Secretário diz que não há caos na saúde e que problemas são pontuais. 
Promotor solicitou informações a diretores de unidades e à secretaria. 



O Ministério Público do Distrito Federal e Territórios (MPDFT) solicitou nesta terça-feira (8) informações a diretores de unidades públicas de saúde e à Secretaria de Saúde a respeito da falta de médicos desde o último fim de semana.
A assessoria de imprensa do MPDFT também contou que foram pedidos dados sobre possíveis registros de ocorrência de pacientes não atendidos nas delegacias do Gama, Santa Maria, Ceilândia, Taguatinga e Recanto das Emas, onde o ministério identificou mais problemas.
Reportagem do DFTV de segunda-feira (7) mostrou documentos enviados por pelo menos cinco unidades públicas de saúde à Central Integrada de Atendimento e Despacho (Ciade) do Corpo de Bombeiros. Os comunicados comprovam que o atendimento a pacientes foi prejudicado pela falta de profissionais de saúde.
A Secretaria de Saúde abriu uma sindicância para apurar as faltas dos médicos. Segundo o secretário-ajunto, Elias Miziara, o levantamento está praticamente pronto, mas não poderá ser divulgado por uma questão de sigilo no processo.
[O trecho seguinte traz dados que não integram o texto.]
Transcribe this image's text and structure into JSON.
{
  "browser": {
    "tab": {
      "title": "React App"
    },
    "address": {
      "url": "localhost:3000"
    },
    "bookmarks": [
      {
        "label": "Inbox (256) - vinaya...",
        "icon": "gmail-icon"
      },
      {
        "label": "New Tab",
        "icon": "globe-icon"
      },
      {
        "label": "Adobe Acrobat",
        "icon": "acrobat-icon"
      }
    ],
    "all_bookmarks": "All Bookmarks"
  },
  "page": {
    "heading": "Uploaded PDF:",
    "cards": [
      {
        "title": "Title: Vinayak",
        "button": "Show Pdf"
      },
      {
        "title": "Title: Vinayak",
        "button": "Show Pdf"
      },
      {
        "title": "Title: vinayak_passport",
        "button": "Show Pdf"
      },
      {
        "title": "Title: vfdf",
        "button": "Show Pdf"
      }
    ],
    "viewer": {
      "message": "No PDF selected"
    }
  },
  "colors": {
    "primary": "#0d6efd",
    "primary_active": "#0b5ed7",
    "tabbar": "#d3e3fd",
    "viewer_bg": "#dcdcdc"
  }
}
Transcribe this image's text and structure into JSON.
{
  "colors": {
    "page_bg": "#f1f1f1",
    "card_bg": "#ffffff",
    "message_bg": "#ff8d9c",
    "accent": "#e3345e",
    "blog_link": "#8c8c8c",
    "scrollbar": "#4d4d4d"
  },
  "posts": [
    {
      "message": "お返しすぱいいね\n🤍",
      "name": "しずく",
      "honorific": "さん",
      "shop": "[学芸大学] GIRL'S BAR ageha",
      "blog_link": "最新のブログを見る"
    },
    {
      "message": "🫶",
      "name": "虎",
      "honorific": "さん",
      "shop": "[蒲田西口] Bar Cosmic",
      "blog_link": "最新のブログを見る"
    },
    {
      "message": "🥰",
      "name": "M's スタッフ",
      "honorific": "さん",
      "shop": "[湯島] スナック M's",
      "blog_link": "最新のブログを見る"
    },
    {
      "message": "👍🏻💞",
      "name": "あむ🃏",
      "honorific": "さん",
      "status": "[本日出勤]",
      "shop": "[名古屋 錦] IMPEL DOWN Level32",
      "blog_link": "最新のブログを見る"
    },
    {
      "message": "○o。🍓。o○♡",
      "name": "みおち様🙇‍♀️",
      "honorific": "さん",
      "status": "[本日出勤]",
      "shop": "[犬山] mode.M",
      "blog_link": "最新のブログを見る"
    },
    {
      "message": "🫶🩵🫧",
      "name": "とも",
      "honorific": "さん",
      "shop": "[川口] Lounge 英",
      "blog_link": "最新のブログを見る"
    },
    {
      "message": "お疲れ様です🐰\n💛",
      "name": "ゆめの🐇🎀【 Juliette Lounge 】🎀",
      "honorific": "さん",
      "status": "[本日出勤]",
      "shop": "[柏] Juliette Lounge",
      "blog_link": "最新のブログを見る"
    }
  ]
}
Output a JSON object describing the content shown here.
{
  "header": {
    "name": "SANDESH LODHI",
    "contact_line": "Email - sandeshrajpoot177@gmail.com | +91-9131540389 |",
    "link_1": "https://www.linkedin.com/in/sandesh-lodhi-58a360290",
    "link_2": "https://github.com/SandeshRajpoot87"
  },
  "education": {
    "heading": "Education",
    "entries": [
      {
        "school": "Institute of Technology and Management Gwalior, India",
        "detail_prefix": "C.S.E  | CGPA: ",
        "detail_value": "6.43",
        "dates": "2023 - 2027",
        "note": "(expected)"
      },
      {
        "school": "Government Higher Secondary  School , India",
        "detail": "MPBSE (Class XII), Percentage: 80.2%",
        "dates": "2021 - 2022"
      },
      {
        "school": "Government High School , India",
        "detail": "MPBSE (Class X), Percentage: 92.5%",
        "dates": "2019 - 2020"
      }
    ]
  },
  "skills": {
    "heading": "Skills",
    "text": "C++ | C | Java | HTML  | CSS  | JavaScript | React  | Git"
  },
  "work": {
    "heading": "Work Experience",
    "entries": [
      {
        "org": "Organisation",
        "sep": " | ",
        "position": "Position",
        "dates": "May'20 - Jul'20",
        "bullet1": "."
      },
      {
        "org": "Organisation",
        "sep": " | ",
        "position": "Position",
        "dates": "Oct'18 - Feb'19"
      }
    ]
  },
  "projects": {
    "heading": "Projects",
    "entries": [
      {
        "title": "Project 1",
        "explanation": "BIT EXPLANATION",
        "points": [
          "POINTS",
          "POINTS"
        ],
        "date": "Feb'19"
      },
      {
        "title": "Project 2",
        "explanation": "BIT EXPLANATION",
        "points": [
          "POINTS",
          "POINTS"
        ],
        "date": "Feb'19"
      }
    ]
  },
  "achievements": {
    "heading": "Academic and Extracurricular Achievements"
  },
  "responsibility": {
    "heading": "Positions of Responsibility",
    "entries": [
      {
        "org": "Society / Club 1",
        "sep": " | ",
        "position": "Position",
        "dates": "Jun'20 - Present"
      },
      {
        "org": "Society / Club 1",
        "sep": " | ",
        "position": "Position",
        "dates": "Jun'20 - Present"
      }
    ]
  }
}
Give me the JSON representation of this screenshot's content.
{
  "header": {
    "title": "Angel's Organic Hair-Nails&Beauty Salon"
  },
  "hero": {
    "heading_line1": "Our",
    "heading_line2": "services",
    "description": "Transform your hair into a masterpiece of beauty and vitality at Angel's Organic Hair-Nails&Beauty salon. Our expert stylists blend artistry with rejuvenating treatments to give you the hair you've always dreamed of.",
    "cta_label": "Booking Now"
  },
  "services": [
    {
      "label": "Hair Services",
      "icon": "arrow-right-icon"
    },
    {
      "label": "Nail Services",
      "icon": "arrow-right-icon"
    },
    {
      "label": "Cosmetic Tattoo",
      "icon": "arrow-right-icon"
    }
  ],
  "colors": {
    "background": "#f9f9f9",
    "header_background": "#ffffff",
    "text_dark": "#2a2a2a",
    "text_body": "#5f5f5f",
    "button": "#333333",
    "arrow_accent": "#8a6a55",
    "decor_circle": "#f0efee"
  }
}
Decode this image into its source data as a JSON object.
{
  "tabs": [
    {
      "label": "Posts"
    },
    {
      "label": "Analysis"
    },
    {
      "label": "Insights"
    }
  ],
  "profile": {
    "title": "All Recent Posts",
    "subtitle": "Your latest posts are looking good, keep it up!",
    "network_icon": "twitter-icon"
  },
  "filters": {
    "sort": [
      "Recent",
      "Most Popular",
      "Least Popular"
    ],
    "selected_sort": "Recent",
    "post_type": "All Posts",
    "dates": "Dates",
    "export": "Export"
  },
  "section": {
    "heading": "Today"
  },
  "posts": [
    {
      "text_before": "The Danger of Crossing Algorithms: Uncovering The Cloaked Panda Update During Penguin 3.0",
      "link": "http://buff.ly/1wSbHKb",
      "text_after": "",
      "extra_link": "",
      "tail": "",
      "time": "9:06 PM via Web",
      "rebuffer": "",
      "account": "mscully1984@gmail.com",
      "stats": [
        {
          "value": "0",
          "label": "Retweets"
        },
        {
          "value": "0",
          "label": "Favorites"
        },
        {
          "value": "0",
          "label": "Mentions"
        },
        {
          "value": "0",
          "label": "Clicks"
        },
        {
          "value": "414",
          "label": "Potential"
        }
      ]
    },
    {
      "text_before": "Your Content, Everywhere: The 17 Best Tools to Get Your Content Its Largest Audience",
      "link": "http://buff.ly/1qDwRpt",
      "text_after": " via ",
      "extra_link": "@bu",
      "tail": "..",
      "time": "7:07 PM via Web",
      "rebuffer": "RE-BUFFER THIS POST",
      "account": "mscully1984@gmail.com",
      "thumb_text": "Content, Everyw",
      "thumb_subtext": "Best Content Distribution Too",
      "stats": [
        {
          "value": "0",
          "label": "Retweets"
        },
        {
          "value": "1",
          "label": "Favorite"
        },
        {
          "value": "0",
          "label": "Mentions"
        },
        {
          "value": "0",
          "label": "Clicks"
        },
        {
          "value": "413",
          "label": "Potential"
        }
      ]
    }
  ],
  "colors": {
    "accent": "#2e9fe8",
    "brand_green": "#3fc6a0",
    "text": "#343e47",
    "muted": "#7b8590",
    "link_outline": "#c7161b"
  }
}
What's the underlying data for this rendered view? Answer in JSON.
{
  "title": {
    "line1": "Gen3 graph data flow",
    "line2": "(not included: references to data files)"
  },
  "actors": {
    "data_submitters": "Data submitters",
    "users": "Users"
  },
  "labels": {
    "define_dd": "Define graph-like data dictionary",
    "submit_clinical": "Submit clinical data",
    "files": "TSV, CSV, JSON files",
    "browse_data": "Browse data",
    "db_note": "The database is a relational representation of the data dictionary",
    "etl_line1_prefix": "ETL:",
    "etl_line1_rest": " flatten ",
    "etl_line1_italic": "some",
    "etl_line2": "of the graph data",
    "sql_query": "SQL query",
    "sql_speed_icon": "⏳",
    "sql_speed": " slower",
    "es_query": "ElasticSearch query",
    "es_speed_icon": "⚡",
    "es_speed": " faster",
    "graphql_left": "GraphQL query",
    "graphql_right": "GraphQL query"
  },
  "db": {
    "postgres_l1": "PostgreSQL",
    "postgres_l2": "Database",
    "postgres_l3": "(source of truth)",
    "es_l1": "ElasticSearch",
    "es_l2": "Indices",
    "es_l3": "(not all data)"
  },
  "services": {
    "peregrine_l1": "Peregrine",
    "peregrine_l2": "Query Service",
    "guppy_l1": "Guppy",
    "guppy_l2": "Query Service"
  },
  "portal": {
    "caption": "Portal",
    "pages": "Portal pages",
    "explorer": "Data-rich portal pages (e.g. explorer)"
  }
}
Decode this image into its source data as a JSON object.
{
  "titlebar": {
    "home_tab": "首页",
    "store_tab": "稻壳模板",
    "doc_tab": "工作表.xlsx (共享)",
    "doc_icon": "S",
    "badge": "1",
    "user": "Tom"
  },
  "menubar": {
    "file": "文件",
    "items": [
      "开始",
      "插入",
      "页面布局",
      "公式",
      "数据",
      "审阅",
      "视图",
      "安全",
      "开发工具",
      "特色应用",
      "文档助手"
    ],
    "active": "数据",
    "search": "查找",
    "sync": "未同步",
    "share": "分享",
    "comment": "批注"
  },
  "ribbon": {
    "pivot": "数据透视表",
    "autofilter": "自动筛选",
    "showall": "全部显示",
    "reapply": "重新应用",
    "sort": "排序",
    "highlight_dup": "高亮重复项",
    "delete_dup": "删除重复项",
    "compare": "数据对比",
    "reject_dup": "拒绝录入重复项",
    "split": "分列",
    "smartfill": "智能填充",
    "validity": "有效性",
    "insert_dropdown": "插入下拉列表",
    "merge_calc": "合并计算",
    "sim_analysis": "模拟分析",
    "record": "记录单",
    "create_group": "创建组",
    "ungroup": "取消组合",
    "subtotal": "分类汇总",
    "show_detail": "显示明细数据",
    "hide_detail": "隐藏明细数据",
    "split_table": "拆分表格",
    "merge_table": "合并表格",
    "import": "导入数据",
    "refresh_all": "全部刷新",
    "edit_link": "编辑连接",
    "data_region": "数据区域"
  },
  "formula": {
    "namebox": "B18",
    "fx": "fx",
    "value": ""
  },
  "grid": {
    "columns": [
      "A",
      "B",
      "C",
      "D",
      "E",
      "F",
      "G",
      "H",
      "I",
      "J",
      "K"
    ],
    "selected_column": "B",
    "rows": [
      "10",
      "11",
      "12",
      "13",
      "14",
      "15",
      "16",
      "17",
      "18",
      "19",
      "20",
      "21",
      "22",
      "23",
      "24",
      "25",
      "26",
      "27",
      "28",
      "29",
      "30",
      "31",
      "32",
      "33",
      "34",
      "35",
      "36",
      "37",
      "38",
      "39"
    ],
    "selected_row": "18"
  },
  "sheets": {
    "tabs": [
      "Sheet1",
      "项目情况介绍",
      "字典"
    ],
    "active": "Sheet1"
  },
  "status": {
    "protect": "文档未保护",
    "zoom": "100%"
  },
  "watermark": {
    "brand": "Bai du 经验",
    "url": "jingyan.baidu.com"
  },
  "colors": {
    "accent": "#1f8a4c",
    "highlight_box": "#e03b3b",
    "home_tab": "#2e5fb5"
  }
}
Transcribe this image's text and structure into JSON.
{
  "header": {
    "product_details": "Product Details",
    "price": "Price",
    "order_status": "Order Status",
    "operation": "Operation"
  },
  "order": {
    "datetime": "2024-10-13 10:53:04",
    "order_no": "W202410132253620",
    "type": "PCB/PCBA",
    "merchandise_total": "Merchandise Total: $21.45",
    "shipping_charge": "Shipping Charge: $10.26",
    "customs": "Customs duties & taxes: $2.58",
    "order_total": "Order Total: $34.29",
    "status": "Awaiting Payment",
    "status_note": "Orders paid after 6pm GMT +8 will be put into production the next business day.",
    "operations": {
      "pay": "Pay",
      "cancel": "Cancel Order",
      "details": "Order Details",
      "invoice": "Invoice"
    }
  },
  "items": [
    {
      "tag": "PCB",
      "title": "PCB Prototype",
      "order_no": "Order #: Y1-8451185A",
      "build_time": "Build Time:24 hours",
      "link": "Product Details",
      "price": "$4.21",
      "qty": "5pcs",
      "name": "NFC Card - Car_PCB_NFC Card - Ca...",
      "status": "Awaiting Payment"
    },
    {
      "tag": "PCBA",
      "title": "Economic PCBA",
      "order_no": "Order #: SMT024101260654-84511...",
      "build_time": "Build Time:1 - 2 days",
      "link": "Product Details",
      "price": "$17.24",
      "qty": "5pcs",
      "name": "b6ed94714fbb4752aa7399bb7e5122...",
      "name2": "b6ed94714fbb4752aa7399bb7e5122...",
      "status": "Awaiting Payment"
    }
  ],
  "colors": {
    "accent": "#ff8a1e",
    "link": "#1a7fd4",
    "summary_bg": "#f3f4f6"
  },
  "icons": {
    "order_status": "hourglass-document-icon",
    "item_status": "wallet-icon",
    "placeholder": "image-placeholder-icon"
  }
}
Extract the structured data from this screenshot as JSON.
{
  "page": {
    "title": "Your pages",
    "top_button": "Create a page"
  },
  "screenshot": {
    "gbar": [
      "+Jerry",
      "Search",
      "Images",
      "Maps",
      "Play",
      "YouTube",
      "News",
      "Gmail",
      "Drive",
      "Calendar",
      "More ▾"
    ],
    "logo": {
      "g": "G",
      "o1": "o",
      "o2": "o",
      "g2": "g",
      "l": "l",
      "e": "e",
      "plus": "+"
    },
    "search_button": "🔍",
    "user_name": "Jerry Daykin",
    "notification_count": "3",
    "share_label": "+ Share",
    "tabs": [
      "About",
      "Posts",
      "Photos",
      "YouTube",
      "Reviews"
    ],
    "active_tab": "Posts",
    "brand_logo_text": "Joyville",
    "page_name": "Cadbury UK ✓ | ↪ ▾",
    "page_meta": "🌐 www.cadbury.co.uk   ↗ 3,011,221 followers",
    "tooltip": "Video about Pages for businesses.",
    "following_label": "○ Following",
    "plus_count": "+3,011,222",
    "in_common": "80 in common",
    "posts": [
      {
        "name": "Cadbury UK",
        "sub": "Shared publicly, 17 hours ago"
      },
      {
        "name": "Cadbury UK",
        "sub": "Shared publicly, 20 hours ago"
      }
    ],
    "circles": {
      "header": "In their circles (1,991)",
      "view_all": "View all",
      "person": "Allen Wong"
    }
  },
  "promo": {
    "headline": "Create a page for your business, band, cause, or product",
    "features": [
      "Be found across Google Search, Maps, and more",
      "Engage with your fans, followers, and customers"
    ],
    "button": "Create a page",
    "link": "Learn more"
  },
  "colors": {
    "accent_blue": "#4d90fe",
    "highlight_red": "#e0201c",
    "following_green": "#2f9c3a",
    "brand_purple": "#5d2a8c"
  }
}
O Estado é impessoal, não pode gerir a saúde pública em cima de um médico que está no atendimento do plantão"
Promotor Diaulas Ribeiro
O promotor Diaulas Ribeiro explicou que a investigação sobre a falta de médicos vai apurar inicialmente se houve responsabilidade individual dos médicos.
“A falta a um plantão médico pode caracterizar uma infração individual, pessoal, que tem repercussões criminais e administrativas. Pode ir desde uma pena por omissão de socorro até uma improbidade administrativa, que tem uma das sanções mais severas que se aplicam aos servidores públicos [perda do cargo público]”, fala Ribeiro.
Para o promotor, porém, é difícil eximir o Estado de falha na gestão.  “A morte do médico pode justificar a morte do paciente que procura o serviço público? Evidente que não. Médicos adoecem, morrem, têm intercorrências familiares e nem por isso o paciente tem que seguir o mesmo caminho. O Estado é impessoal, não pode gerir a saúde pública em cima de um médico que está no atendimento do plantão.”
Elias Miziara afima que há controle e escalas na rede pública. "Nós temos escalas. Os médicos têm de cumprir as escalas. Mas se o médico falta sem avisar, só ficamos sabendo na hora que começa o plantão. Não temos um médico no armário para pegar e colocar no lugar. Não se resolve de uma hora para outra."
Pressão do Entorno
Em entrevista ao DFTV, o secretário-adjunto, Elias Miziara, afirmou que não há caos na saúde pública do DF e que os problemas registrados desde o fim de semana são pontuais. “Detectamos eventualmente uma dificuldade de atendimento. É algo localizado e que pode e deve ser corrigido.”
Para Miziara, a demanda de paciente do Entorno contribui para a dificuldade de atendimento no DF. “As cidades do Entorno hoje estão praticamente sem médico. Tiraram os médicos e ficou toda carga do Entorno sobre o DF. No Hran [Hospital Regional da Asa Norte] ontem [terça-feira] tínhamos 82 pacientes internados na emergência; apenas quatro eram do DF”, pontuou o secretário-adjunto.